Researchers investigated 35 brands of omega-3 fatty acid supplements, including ones that contain fish oil, krill oil, calamari oil, cod liver oil, and algae oil. Many of these products falsified their labels regarding the amount of healthy fatty acids the supplements contained.
According to the report, four packed less fatty acids than what they advertise. Three had up to 267 percent more fatty acids than what their labels stated. Two exceeded safe levels of polychlorinated biphenyl (PCB), a chemical used in coolants and insulating fluids that's been banned in the U.S. since 1979, but still contaminates water channels throughout the country.
"Every fish oil supplement contains trace levels of PCBs, but two of those we tested exceeded levels safe for human consumption," said Dr. Tod Cooperman, president of ConsumerLab.com. Additionally, the U.S. Environmental Protection Agency considers PCBs a potential carcinogen and studies demonstrate the harmful effects it can have on the immune and reproductive systems.

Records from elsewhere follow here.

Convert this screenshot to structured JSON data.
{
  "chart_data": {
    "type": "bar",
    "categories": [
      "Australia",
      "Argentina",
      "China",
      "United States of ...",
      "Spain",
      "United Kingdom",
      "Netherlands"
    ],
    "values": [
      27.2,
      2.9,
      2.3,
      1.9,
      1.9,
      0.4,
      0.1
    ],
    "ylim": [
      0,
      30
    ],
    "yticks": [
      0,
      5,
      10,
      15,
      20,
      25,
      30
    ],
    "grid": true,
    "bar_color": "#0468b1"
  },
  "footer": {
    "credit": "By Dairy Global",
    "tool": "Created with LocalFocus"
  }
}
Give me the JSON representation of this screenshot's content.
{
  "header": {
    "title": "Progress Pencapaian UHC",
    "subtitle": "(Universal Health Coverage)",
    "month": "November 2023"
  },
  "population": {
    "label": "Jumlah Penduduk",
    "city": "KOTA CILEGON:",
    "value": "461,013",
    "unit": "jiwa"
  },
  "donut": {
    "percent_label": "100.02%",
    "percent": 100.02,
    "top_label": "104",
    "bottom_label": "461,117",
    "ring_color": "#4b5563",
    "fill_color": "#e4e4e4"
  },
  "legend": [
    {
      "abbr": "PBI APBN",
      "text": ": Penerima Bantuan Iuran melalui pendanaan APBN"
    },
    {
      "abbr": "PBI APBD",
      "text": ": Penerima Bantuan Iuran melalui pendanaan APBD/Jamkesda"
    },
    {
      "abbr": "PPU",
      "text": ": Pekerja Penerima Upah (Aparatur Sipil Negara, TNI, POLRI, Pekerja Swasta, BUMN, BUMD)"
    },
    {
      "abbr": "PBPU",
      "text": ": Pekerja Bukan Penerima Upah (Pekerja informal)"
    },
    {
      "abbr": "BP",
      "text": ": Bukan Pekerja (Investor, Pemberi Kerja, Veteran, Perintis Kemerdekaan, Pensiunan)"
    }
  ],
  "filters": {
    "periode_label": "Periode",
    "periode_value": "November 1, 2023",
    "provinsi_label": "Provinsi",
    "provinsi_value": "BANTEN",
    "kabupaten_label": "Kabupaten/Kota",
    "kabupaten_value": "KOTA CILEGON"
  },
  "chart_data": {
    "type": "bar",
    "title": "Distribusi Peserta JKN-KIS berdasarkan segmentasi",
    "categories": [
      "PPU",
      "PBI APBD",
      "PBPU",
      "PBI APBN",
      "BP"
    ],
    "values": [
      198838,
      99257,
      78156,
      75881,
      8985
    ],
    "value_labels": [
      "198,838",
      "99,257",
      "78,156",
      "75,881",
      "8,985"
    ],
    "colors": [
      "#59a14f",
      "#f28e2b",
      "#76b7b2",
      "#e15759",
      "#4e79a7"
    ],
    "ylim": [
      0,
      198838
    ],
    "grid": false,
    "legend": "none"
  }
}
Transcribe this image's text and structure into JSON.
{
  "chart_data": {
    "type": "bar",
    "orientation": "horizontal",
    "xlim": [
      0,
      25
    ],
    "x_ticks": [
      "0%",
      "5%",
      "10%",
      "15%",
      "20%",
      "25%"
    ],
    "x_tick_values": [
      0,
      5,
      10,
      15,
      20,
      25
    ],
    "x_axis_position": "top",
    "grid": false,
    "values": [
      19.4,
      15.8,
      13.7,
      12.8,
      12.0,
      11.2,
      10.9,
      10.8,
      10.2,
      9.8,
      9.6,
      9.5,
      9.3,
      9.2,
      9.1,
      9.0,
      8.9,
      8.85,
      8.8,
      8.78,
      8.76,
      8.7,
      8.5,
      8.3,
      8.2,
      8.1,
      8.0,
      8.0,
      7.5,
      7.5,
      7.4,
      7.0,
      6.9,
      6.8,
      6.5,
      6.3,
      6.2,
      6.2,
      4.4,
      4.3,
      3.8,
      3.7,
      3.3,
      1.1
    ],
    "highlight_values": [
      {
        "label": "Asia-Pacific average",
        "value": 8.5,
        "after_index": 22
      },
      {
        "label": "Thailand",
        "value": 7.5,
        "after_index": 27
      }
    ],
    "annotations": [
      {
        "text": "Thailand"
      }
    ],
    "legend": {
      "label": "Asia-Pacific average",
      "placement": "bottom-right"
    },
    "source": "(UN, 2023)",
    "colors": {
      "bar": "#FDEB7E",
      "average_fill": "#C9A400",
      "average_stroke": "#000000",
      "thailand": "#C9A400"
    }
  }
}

One tablet's enteric-coating did not function correctly, which means that the special coating meant to release the oil in the intestine rather than the stomach to reduce the fishy aftertaste, released the oil too early in the digestive system. Lastly, one supplement was spoiled. Dr. Cooperman stated, though there aren't any serious health effects as a results of spoilage, it may cause burping and other G.I. issues.
Dr. Cooperman believes being aware of your needs and what you eat will help you make educated decisions concerning omega-3 fatty acid supplements. Those who consume fish at least twice a week do not need to take supplements. He also suggests refrigerating fish oils as a means to reduce spoilage.